For our riders, their muscles must get bigger and better as they train. There are two exercise physiology principles that govern how they do that: overload and specificity (Powers and Howel, Exercise Physiology. 6th edition). The principle of overload requires that muscles be exercised at a level beyond what they normally workout at. Basically, if I do 10 biceps curls with 15 pounds each day without increasing the weight or frequency, my muscles will stay the same. But if I increase the weight every week, my muscles will get bigger and stronger. The exercise also must be specific to the exercise goal. In the case of our missionaries who are cycling hundreds of miles, if they lift a lot of weight one time each week, and correctly increase that weight as they train, they may get stronger, but their endurance to do the ride will be less than satisfactory.
What I have always loved about working with athletes and studying Kinesiology is the complete understanding that you have to take the physical body out of its “comfort zone” for it to change and get better. If that is how God designed our bodies, we should not be shocked that our spiritual life and souls are strengthened in a similar fashion.
In the first letter of Peter, Peter writes, “In this [salvation] you rejoice, although now for a little while you may have to suffer through various trials, so that the genuineness of your faith, more precious than gold that is perishable even though tested by fire, may prove to be for praise, glory, and honor at the revelation of Jesus Christ” (1 Peter 1:6-7). In this phrase, Peter is harkening back to several Old Testament passages using the purification of metal in fire as an analogy for the purification of the soul (Daniel 12:10, Zechariah 13:9). As our missionaries are training their bodies for the goal of completing the National Ride, they MUST train their souls if their final goal is to embrace all of the grace that Christ offers them.
Christ calls us into a relationship with Him, and that requires us to accept and carry out what He commands (John 15:13-16). But, just like exercise, we need to be open to God’s grace to push us out of our “comfort zone” so that we may grow to love Him more and be conformed to His image here on Earth.

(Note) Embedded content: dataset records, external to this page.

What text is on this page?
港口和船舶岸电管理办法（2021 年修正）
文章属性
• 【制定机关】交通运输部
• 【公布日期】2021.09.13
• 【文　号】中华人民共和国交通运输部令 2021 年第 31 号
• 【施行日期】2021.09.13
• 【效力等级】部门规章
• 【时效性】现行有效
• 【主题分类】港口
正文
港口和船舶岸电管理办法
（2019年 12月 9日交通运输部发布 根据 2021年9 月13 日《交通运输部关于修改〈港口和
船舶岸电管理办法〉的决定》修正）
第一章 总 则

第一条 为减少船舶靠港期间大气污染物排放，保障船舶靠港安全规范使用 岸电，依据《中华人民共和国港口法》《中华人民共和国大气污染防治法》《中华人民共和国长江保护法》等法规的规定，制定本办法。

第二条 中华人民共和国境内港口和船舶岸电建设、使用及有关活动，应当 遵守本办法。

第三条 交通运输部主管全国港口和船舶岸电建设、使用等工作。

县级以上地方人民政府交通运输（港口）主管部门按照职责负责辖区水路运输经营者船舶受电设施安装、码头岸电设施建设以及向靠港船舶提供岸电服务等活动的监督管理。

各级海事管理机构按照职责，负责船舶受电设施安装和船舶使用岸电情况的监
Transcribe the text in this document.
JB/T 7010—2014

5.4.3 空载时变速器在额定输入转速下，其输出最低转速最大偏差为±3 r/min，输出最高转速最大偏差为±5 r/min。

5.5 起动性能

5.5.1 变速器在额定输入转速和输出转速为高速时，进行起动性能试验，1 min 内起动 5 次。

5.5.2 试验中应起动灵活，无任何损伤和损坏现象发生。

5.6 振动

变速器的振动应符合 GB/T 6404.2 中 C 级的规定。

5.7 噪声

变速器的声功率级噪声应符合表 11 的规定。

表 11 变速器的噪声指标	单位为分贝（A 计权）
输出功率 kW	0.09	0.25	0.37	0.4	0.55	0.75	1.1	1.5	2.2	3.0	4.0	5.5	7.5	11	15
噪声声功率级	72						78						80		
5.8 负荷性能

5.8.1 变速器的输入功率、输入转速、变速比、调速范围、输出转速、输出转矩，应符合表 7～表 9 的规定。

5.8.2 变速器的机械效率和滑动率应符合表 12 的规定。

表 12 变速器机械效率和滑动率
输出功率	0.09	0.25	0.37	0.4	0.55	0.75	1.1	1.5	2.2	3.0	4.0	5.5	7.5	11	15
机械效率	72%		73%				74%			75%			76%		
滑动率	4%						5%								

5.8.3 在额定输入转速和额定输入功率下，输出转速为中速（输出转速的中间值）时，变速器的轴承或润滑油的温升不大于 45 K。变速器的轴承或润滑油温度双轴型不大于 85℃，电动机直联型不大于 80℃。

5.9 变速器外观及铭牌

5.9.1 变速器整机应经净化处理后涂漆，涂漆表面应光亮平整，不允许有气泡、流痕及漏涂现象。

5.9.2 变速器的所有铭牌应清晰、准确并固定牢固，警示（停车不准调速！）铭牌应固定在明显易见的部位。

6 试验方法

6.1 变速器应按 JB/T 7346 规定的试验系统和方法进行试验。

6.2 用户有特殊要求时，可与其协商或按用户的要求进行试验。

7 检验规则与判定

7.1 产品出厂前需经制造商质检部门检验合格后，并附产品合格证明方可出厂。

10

I love seeing the physical transformation of our missionaries, but the more important goal of training and the ride is to allow Biking for Babies to be an avenue for our missionaries to be tested spiritually and to finish the ride more connected with Christ. I have watched God call young adults, from all walks of life, to let go of the comforts of this world they are clinging to so that they may cling more tightly to Him.
Although uniting ourselves with Christ is an expectation of the Christian life, it is still difficult. That is why it is important that we continue to pray for our missionaries, who are being tested in so many ways, so that their fruits may be of God and not of their own. Pray that they continually find themselves at the foot of the cross. Pray that they see how they can live each day as better witnesses to the Faith. Pray that they may undergo the test with endurance so they may increase in character, and ultimately increase in hope in the saving power of Christ (Romans 5:3-4).